声にならない悲鳴が、頭の中をぐるぐると回る。

言葉は外に出さないと誰にも伝わらない。

俺の苦しみは、誰にも気付かれることはなかった。

人に心配をさせたくなかったから、よく作り笑いをするようになった。

笑っている人を心配する人はそんなにいない。

気を使わせないよう、いつも笑っているとその表情が張り付いて取れなくなる。

これで、より人に助けを求められなくなった。

いい感じだ。

スタンフォード監獄実験というものがある。

普通の人が特殊な肩書きや地位を与えられると、その役割に合わせて行動してしまう、ということを証明する実験。

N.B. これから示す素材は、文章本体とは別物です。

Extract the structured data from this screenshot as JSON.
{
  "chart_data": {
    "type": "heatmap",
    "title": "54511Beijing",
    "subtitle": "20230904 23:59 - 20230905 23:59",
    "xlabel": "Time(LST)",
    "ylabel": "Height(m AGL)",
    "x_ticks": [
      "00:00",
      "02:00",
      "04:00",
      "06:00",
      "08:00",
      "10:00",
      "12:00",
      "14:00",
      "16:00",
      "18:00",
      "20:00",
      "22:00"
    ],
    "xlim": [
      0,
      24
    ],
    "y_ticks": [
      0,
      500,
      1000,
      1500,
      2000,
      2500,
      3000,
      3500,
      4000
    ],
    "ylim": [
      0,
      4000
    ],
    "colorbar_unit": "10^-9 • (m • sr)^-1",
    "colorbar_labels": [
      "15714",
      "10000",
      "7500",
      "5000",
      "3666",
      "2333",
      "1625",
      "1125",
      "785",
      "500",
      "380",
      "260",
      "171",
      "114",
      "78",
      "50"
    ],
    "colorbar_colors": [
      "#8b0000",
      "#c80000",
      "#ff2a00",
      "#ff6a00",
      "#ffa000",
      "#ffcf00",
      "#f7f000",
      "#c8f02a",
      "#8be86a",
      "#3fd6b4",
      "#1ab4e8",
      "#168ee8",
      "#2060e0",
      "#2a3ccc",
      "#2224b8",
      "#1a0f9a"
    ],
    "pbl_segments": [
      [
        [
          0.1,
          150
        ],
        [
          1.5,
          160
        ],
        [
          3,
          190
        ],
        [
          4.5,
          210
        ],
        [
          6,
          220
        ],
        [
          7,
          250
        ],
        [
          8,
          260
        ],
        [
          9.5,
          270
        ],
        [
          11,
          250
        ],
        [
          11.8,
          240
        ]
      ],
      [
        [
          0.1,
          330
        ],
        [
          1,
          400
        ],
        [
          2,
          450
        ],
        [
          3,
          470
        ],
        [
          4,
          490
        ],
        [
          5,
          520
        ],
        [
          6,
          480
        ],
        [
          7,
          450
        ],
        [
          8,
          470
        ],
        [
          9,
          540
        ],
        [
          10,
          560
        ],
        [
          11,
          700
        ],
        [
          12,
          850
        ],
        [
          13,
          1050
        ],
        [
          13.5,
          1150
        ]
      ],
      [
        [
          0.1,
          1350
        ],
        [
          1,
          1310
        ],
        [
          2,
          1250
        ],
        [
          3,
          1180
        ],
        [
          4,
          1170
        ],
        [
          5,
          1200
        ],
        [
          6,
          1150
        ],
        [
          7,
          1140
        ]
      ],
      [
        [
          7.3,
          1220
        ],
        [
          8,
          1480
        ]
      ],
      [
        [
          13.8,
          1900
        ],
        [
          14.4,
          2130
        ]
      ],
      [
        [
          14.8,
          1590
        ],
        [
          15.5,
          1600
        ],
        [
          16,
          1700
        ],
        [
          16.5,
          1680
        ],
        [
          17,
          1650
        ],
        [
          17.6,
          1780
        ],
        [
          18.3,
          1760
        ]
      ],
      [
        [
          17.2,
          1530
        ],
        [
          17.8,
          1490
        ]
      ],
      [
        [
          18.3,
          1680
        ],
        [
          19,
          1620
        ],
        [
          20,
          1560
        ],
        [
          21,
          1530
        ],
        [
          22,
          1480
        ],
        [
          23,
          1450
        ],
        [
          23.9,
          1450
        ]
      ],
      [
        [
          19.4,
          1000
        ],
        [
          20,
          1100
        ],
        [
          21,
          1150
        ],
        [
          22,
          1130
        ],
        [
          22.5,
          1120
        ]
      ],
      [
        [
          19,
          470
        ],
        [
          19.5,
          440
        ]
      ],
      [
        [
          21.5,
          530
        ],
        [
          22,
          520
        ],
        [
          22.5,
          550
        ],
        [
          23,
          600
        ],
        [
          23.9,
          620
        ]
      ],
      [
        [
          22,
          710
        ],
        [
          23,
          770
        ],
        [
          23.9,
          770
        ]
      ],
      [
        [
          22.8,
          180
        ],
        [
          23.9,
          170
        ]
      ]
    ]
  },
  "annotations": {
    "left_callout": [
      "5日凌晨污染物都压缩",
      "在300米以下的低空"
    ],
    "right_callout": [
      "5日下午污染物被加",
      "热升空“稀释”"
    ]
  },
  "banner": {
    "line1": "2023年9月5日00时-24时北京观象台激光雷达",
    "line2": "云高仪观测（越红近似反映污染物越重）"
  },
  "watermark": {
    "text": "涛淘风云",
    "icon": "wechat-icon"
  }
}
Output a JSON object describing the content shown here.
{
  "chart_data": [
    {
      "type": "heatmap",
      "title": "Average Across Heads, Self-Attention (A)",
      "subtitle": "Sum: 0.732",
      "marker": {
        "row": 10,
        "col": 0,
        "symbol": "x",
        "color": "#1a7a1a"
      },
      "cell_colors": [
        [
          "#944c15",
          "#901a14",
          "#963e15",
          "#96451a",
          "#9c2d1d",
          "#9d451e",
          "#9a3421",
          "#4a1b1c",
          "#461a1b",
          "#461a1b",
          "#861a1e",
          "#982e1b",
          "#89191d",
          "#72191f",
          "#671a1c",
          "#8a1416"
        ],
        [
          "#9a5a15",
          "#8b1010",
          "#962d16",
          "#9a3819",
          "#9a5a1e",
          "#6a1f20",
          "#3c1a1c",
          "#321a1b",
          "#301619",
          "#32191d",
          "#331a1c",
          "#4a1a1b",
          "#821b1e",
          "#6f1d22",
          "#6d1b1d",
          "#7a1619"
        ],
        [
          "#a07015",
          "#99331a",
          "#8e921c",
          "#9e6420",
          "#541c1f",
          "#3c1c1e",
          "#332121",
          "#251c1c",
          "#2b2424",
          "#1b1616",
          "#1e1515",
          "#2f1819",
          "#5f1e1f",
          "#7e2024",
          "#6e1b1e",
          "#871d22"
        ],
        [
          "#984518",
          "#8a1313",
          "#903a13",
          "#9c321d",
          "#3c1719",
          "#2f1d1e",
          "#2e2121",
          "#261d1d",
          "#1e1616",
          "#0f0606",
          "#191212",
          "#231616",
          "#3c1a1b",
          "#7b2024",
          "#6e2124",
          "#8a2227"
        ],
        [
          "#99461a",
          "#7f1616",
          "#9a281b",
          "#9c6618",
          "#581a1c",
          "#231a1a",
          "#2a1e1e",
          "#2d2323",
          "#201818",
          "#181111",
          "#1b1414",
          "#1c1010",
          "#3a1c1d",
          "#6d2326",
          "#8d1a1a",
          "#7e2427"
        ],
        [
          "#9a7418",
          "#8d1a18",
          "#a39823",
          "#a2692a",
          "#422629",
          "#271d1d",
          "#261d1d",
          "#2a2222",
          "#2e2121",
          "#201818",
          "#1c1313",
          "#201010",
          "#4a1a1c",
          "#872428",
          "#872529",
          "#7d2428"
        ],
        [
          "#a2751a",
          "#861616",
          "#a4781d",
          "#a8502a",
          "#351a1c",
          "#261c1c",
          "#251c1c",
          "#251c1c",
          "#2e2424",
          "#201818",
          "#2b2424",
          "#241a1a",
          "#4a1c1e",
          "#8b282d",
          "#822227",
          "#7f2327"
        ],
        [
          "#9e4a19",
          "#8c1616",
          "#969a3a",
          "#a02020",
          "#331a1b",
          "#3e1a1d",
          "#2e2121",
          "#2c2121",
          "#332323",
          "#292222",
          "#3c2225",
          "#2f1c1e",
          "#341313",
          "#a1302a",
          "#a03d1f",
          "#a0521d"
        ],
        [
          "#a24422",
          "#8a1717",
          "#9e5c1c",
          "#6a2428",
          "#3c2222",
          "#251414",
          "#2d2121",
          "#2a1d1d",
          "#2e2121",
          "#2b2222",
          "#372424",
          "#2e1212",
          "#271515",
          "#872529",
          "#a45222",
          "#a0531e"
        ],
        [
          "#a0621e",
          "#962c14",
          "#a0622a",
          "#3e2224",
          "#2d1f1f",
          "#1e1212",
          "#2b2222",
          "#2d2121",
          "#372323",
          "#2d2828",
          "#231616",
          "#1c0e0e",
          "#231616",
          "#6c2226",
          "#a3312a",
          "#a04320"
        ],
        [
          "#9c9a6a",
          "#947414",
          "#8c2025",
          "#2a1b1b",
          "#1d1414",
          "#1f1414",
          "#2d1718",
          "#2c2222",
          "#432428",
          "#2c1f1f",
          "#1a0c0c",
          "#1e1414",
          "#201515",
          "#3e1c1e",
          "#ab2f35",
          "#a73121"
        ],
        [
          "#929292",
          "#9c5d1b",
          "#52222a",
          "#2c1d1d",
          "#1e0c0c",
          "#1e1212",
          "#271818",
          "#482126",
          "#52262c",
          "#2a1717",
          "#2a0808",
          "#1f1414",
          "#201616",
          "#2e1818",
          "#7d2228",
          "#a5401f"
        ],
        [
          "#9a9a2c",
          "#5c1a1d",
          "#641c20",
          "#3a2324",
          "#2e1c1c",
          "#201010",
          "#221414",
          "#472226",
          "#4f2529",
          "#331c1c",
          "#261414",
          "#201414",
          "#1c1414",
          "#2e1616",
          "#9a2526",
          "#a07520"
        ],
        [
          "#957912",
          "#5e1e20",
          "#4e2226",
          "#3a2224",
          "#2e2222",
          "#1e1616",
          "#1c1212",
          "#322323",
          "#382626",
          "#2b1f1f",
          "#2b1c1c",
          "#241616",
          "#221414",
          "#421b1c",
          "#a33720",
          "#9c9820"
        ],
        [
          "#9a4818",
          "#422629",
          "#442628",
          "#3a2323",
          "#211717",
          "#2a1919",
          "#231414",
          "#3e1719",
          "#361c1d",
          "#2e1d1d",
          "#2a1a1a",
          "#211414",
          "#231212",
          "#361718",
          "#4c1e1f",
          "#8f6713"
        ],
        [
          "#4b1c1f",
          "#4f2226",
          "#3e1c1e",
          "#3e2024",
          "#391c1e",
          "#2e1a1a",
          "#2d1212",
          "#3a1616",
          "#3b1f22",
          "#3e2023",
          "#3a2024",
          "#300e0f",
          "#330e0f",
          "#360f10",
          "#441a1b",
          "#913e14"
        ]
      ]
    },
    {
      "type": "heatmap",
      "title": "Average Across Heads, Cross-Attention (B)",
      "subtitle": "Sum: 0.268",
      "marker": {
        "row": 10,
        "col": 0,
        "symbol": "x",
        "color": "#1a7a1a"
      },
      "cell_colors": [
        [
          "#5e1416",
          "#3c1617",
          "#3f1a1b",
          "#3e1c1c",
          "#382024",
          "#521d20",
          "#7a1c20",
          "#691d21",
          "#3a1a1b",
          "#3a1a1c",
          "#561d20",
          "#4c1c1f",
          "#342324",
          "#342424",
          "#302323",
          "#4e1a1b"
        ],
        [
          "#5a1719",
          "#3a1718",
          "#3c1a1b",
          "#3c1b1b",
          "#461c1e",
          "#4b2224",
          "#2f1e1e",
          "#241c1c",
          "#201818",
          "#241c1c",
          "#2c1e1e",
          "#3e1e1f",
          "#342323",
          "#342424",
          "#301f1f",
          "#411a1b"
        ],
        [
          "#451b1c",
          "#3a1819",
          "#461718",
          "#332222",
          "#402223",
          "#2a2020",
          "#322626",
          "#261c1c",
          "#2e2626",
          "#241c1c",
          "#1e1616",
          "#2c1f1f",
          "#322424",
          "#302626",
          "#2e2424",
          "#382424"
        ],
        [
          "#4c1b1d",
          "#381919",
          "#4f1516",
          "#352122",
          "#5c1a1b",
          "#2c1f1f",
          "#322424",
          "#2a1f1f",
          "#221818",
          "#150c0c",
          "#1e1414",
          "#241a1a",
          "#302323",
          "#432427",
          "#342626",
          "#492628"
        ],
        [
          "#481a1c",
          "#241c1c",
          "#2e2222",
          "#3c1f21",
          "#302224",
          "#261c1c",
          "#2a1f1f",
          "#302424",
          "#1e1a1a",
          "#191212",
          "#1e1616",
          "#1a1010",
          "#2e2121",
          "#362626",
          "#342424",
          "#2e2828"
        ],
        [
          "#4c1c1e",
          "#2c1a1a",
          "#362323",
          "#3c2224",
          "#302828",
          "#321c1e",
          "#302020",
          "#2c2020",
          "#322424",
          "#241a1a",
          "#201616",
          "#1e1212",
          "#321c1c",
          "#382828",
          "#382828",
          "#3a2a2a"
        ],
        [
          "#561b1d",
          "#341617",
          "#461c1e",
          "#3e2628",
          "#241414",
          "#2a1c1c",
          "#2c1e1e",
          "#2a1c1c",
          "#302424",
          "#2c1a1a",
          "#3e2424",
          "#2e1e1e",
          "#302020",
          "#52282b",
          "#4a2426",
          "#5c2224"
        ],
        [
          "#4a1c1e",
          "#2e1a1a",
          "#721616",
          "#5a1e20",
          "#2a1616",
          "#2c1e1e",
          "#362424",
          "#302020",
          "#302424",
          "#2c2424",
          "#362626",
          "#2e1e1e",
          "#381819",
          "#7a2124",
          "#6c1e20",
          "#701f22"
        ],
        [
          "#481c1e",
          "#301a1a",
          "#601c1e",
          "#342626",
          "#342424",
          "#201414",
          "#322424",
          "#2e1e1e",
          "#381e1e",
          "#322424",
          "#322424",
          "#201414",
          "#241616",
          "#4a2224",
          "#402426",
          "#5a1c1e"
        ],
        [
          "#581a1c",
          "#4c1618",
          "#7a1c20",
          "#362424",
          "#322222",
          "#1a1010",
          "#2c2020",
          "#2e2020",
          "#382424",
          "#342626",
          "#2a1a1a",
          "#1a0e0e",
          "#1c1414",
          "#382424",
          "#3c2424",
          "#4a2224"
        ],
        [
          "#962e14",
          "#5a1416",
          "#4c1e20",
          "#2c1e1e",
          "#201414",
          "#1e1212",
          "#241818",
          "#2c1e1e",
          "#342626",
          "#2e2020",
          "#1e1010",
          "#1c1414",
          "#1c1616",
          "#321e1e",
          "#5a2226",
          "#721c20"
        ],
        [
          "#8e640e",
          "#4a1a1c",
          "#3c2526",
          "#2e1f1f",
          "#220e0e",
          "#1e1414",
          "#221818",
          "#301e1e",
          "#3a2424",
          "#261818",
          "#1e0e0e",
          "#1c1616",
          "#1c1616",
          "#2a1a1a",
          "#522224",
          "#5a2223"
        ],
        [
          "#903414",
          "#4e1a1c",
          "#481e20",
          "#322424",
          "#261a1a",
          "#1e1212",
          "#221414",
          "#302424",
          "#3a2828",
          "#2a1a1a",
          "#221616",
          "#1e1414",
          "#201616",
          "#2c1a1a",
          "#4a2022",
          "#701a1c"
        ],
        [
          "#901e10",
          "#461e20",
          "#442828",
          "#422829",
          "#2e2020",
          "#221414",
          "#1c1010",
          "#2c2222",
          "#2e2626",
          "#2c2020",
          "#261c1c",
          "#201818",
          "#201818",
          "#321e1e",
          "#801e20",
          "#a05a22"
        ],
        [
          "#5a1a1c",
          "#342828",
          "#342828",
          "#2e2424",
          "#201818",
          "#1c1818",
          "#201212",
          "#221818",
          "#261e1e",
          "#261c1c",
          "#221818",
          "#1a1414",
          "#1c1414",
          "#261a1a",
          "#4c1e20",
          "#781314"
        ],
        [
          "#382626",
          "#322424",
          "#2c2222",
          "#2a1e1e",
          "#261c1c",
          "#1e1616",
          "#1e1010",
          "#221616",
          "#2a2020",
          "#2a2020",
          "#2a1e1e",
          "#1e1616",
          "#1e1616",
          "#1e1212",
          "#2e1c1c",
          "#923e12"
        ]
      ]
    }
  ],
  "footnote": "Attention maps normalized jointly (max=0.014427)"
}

実験を始めて時間が経つに連れ、被験者たちは役割に沿った人格を持ち始めたらしい。

人間なんて、結構単純な生き物。

心が軋んで、悲鳴をあげる。

ニッコリと微笑む。俺は大丈夫だよ。

孤独に飲まれて、もがく。

ニッコリと微笑む。俺は大丈夫だよ。

誰かに縋り付きたくなる。

ニッコリと微笑む。俺は大丈夫だよ。

ニッコリと微笑む。俺は大丈夫だよ。

強引に誤魔化し続ける。言い聞かせ続ける。

俺は大丈夫だよって。

あれから、1ヶ月ほどが経った。少しだけ気持ちが楽になってくる。

人間は、孤独にすら慣れることが出来るらしい。

決して、寂しくないわけじゃなかった。

手を差し伸べられると今でも縋りたくなる。

誰かと楽しく話をした後は、今でも寂しかった。

でも、他のことが出来るようになったし、夜も少しだけ深く寝れるようになった。

結局、時の流れが解決してくれたという事なんだろう。

少し安心して、少し悲しかった。

時の流れは残酷で、優しかった。

久しぶりに本を読む。

昔好きだった本。

今読むと、心に強く響いた。

思わず胸が痛くなるくらい。

「誰かに愛されたくて、苦しんでる人にやっちゃいけないこと」

まるで自分のことが書かれているようだ、と自嘲する。

「それは、その人のことを、受け入れようとすること」

「最後まで責任を取れないなら、やさしさなんてないほうがマシなんだよ」

全くもってその通りだと思う。

中途半端な優しさは、その人に何の助けにもならない。

最後に心を傷つけてしまうだけだ。

「強くなってもらう、か、線を引いてあげる、か、すべてを捧げる、か」

―――それが正解。

強くなったのかもしれない。そう思った。

今でも全てを捧げて、助けてくれる誰かがいるかもしれない。

なんて夢を見ている。

でも、前までのように。1人で立てないわけじゃなくなっていた。

本を閉じて、目を瞑る。

これから先も辛いことはたくさんあるだろう。

でも、それを乗り越えて人は強くなっていかないといけない。たとえひとりぼっちでも。

頑張らないとな、なんて思った。